E01¶


Research	R0040 — RLHF Alternatives
Run	2026-04-01
Query	Q001
Source	SRC04
Evidence	SRC04-E01
Type	Factual

KTO applies prospect theory to LLM alignment with binary feedback

URL: https://arxiv.org/abs/2402.01306

Extract¶

KTO directly maximizes the utility of generations using Kahneman-Tversky prospect theory's human utility model, rather than maximizing preference log-likelihoods like DPO. Key innovation: it learns from only a binary signal of whether an output is desirable -- no preference comparisons required.

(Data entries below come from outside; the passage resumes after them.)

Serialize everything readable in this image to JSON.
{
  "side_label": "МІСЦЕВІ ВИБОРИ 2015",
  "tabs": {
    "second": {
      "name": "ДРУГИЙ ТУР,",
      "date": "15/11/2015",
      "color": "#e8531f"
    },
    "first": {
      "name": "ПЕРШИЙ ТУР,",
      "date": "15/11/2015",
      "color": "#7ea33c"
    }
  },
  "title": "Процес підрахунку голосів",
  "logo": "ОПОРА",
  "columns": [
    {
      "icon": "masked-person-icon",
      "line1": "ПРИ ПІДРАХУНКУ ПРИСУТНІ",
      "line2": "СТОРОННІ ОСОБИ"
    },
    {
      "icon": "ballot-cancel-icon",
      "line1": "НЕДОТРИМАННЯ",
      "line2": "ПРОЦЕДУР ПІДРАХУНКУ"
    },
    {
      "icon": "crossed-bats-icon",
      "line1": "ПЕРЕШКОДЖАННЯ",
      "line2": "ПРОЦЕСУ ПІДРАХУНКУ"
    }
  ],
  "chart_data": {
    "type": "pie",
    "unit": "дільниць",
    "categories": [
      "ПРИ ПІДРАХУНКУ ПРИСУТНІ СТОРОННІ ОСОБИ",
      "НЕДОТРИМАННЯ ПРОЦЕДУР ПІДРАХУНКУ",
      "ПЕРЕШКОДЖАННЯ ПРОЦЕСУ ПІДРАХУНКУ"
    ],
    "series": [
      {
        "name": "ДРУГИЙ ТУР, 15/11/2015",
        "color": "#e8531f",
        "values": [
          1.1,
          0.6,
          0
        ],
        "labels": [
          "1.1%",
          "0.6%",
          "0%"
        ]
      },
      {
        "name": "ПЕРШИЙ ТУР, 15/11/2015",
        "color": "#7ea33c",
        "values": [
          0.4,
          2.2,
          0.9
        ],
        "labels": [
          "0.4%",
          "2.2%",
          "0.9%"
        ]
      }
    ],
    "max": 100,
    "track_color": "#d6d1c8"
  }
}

Results: - Matches or exceeds DPO performance at scales from 1B to 30B parameters - Requires only binary desirability labels (thumbs up/down), not ranked preference pairs - Dramatically reduces annotation overhead - Introduces the concept of Human-Aware Losses (HALOs): a family of loss functions that implicitly incorporate human cognitive biases

Relevance to Hypotheses¶

Open-ended query -- maps to thematic clusters:

Cluster	Relationship	Strength
Reward-free preference optimization	Supports	Eliminates both reward model and preference pair requirement
Data efficiency	Supports	Binary labels are far cheaper to collect than preference pairs
Theoretical grounding	Supports	Prospect theory provides principled foundation for loss design

Context¶

KTO is notable for its theoretical novelty -- it is the only major RLHF alternative grounded in behavioral economics. The connection to prospect theory suggests that human cognitive biases should be explicitly modeled in alignment, not treated as noise.